In the multivariate analyses we found a larger magnitude of benefit for OS compared to the benefit on BCSS for the HER2-negative cohort. Although one could argue that this difference in magnitude seems to be paradoxical since the non-BC mortality is not expected to be reduced by ET and the risk for potentially ET-related toxicity is always present, this larger magnitude for OS should be considered a consequence of the few events in our cohort rather than a true difference in BCSS and OS benefits.

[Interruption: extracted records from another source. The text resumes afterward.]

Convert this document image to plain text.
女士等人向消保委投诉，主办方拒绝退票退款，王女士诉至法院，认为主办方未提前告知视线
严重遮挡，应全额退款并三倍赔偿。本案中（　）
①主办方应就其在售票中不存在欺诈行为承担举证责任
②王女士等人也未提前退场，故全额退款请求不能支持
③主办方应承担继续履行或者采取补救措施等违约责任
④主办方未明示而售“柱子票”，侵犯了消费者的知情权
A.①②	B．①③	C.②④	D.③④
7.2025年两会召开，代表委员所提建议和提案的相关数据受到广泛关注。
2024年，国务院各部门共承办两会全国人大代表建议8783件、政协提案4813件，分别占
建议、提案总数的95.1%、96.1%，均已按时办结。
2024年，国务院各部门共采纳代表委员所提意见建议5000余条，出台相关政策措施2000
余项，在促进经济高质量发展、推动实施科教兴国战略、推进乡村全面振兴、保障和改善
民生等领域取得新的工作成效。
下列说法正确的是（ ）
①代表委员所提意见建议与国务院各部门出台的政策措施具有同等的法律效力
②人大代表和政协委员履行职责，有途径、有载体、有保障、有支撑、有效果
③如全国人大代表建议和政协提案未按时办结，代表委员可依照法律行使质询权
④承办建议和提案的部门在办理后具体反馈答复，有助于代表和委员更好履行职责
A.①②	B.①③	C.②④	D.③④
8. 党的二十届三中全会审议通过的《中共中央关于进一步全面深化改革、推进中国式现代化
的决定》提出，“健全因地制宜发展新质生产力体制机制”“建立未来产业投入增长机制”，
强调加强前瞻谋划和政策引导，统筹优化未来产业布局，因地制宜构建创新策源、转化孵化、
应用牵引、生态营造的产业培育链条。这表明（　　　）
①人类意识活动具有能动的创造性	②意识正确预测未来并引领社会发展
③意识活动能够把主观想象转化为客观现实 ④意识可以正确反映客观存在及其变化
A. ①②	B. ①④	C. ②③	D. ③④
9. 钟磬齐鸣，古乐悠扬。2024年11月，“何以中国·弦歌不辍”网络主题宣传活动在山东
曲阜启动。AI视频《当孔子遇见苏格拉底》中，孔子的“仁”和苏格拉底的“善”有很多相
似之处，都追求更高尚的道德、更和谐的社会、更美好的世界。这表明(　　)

Our study has several limitations that needs to be considered when interpreting the results. First, type of ET was offered on selected grounds. AI-based therapy tended to be the treatment of choice in more advanced disease. Although this bias could be mitigated through PSM, the comparison between AI and TAM might still be influenced by differences in baseline characteristics. Moreover, we divided the patients into the treatment groups based on the planned treatment and not the actual treatment based on adherence. However, the adherence in Sweden is relatively good without any significant differences in adherence rates between AI and Tam and, thus the potential impact of this limitation to the results is expected to be low [15]. In addition, the sample size in the HR+/HER2 + BC cohort was relatively small, especially after PSM, thus jeopardizing the precision of the estimates. Furthermore, the median follow-up for the study cohort was relatively short resulting in a relatively low number of events. As a result, our findings can be considered valid regarding the first years after BC diagnosis but should not be applied in terms of late recurrence events.

In summary, our results do not support the hypothesis that HER2-status has a predictive value for ET in postmenopausal BC patients. AI-based ET remains the treatment of choice for postmenopausal BC patients in both HER2-negative and HER2-positive disease. Large-scale studies with longer follow-up would further enhance the evidence on the optimal ET strategy in HR+/HER2 + BC patients.